I’m currently struggling - not as much as before ketamine but it still stops me in my tracks some days. I have OK days and bad days. The OK days tend to be when I am busy - volunteering, going to the gym or socialising with neighbours. The bad days are long and spent in bed doom-scrolling and napping on and off. And once a day like this comes on I become frozen and I can’t even get myself to simply watch a TV show, read a book or knit. Even showering and eating are huge challenges. I’m very critical of myself for having these days. My counsellor has suggested I need to be gentler to myself then maybe I can unfreeze and do something that brings me pleasure. This week I have been forcing myself out once a day even if it is just a small errand. In contrast, I can sometimes feel pretty good when in a supportive social setting having engaging dialogue or playing games. But at other times I just wear a mask to hide how I’m feeling. The thing is folx, some of the funniest, outgoing and positive sounding people like Robin Williams can be living with a dark side. Don’t worry. I haven’t given up.

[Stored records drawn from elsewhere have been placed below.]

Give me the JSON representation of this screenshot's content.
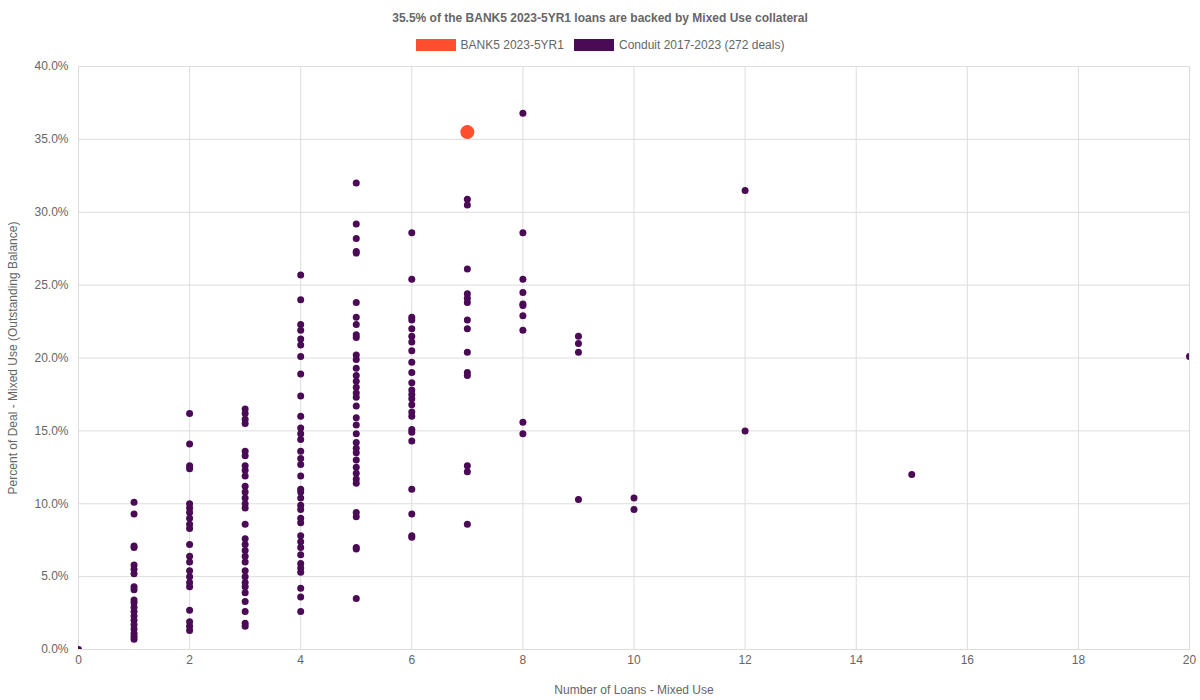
{
  "chart_data": {
    "type": "scatter",
    "title": "35.5% of the BANK5 2023-5YR1 loans are backed by Mixed Use collateral",
    "x_label": "Number of Loans - Mixed Use",
    "y_label": "Percent of Deal - Mixed Use (Outstanding Balance)",
    "legend": "top",
    "grid": true,
    "xlim": [
      0,
      20
    ],
    "xticks": [
      0,
      2,
      4,
      6,
      8,
      10,
      12,
      14,
      16,
      18,
      20
    ],
    "ylim": [
      0,
      40
    ],
    "yticks": [
      {
        "value": 0,
        "label": "0.0%"
      },
      {
        "value": 5,
        "label": "5.0%"
      },
      {
        "value": 10,
        "label": "10.0%"
      },
      {
        "value": 15,
        "label": "15.0%"
      },
      {
        "value": 20,
        "label": "20.0%"
      },
      {
        "value": 25,
        "label": "25.0%"
      },
      {
        "value": 30,
        "label": "30.0%"
      },
      {
        "value": 35,
        "label": "35.0%"
      },
      {
        "value": 40,
        "label": "40.0%"
      }
    ],
    "series": [
      {
        "name": "BANK5 2023-5YR1",
        "color": "#ff4f2e",
        "marker": "circle",
        "x": [
          7
        ],
        "values": [
          35.5
        ]
      },
      {
        "name": "Conduit 2017-2023 (272 deals)",
        "color": "#4b0a55",
        "marker": "circle",
        "x": [
          0,
          1,
          1,
          1,
          1,
          1,
          1,
          1,
          1,
          1,
          1,
          1,
          1,
          1,
          1,
          1,
          1,
          1,
          1,
          1,
          1,
          2,
          2,
          2,
          2,
          2,
          2,
          2,
          2,
          2,
          2,
          2,
          2,
          2,
          2,
          2,
          2,
          2,
          2,
          2,
          2,
          2,
          3,
          3,
          3,
          3,
          3,
          3,
          3,
          3,
          3,
          3,
          3,
          3,
          3,
          3,
          3,
          3,
          3,
          3,
          3,
          3,
          3,
          3,
          3,
          3,
          3,
          3,
          3,
          3,
          3,
          4,
          4,
          4,
          4,
          4,
          4,
          4,
          4,
          4,
          4,
          4,
          4,
          4,
          4,
          4,
          4,
          4,
          4,
          4,
          4,
          4,
          4,
          4,
          4,
          4,
          4,
          4,
          4,
          4,
          4,
          4,
          4,
          4,
          4,
          5,
          5,
          5,
          5,
          5,
          5,
          5,
          5,
          5,
          5,
          5,
          5,
          5,
          5,
          5,
          5,
          5,
          5,
          5,
          5,
          5,
          5,
          5,
          5,
          5,
          5,
          5,
          5,
          5,
          5,
          5,
          5,
          5,
          5,
          5,
          6,
          6,
          6,
          6,
          6,
          6,
          6,
          6,
          6,
          6,
          6,
          6,
          6,
          6,
          6,
          6,
          6,
          6,
          6,
          6,
          6,
          6,
          6,
          6,
          7,
          7,
          7,
          7,
          7,
          7,
          7,
          7,
          7,
          7,
          7,
          7,
          7,
          7,
          8,
          8,
          8,
          8,
          8,
          8,
          8,
          8,
          8,
          8,
          9,
          9,
          9,
          9,
          10,
          10,
          12,
          12,
          15,
          20
        ],
        "values": [
          0.0,
          10.1,
          9.3,
          7.1,
          7.0,
          5.8,
          5.5,
          5.2,
          4.3,
          4.1,
          3.4,
          3.2,
          2.9,
          2.6,
          2.3,
          2.0,
          1.7,
          1.4,
          1.1,
          0.9,
          0.7,
          16.2,
          14.1,
          12.6,
          12.4,
          10.0,
          9.7,
          9.4,
          9.0,
          8.6,
          8.3,
          7.2,
          6.4,
          6.0,
          5.4,
          5.0,
          4.6,
          4.3,
          2.7,
          1.9,
          1.6,
          1.3,
          16.5,
          16.2,
          15.8,
          15.5,
          13.6,
          13.3,
          12.6,
          12.3,
          11.9,
          11.2,
          10.8,
          10.4,
          10.0,
          9.7,
          8.6,
          7.6,
          7.2,
          6.8,
          6.4,
          6.0,
          5.4,
          5.0,
          4.6,
          4.3,
          3.9,
          3.3,
          2.6,
          1.8,
          1.6,
          25.7,
          24.0,
          22.3,
          21.9,
          21.3,
          20.9,
          20.1,
          18.9,
          17.4,
          16.0,
          15.2,
          14.8,
          14.4,
          13.6,
          13.1,
          12.7,
          11.9,
          11.0,
          10.8,
          10.4,
          9.9,
          9.6,
          9.0,
          8.7,
          7.8,
          7.4,
          7.0,
          6.5,
          5.9,
          5.6,
          5.3,
          4.2,
          3.6,
          2.6,
          32.0,
          29.2,
          28.2,
          27.3,
          27.2,
          23.8,
          22.8,
          22.3,
          21.6,
          21.4,
          20.2,
          19.9,
          19.3,
          18.8,
          18.4,
          18.0,
          17.6,
          17.3,
          16.7,
          15.9,
          15.4,
          14.8,
          14.2,
          13.8,
          13.5,
          13.0,
          12.5,
          12.1,
          11.7,
          11.4,
          9.4,
          9.1,
          7.0,
          6.9,
          3.5,
          28.6,
          25.4,
          22.8,
          22.6,
          22.0,
          21.5,
          21.1,
          20.5,
          19.7,
          19.0,
          18.3,
          17.8,
          17.5,
          17.2,
          16.8,
          16.3,
          16.0,
          15.1,
          14.9,
          14.3,
          11.0,
          9.3,
          7.8,
          7.7,
          30.9,
          30.5,
          26.1,
          24.4,
          24.1,
          23.8,
          22.6,
          22.0,
          20.4,
          19.0,
          18.8,
          12.6,
          12.2,
          8.6,
          36.8,
          28.6,
          25.4,
          24.5,
          23.7,
          23.6,
          22.9,
          21.9,
          15.6,
          14.8,
          21.5,
          21.0,
          20.4,
          10.3,
          10.4,
          9.6,
          31.5,
          15.0,
          12.0,
          20.1
        ]
      }
    ]
  }
}
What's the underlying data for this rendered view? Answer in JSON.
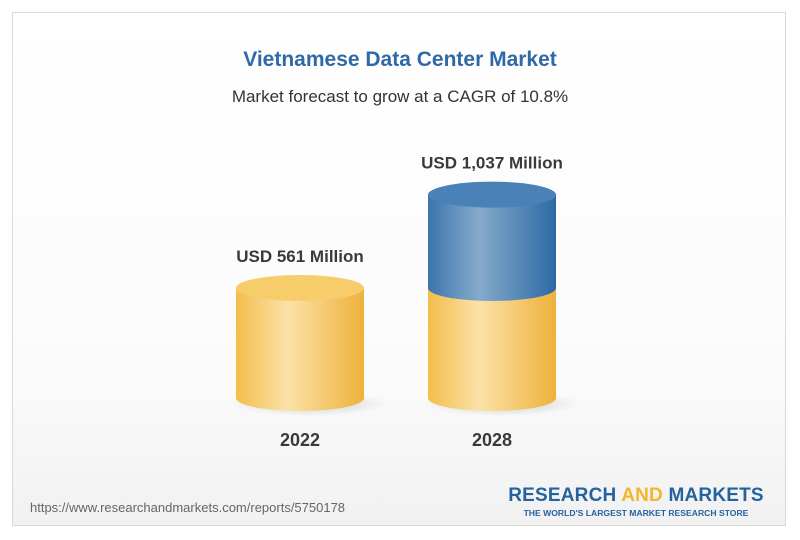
{
  "chart_data": {
    "type": "bar",
    "style": "3d-cylinder",
    "title": "Vietnamese Data Center Market",
    "subtitle": "Market forecast to grow at a CAGR of 10.8%",
    "categories": [
      "2022",
      "2028"
    ],
    "values": [
      561,
      1037
    ],
    "unit": "USD Million",
    "data_labels": [
      "USD 561 Million",
      "USD 1,037 Million"
    ],
    "grid": false,
    "colors": {
      "base": "#f5c456",
      "growth": "#3f7ab2"
    }
  },
  "footer": {
    "url": "https://www.researchandmarkets.com/reports/5750178",
    "logo_part1": "RESEARCH ",
    "logo_part2": "AND",
    "logo_part3": " MARKETS",
    "tagline": "THE WORLD'S LARGEST MARKET RESEARCH STORE"
  }
}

My life-force is strong despite it all.  I plan to have continued ketamine treatments and try to maintain my habits of exercise, journaling, reframing negative thoughts, gratitude and guided meditations. 


I need to thank Superman who supports me to the moon and back and maintains the home so I can focus on self-care. I also am grateful for my neighbours and a few close friends. Connection is very important to me and I think the most effective strategy in recovering.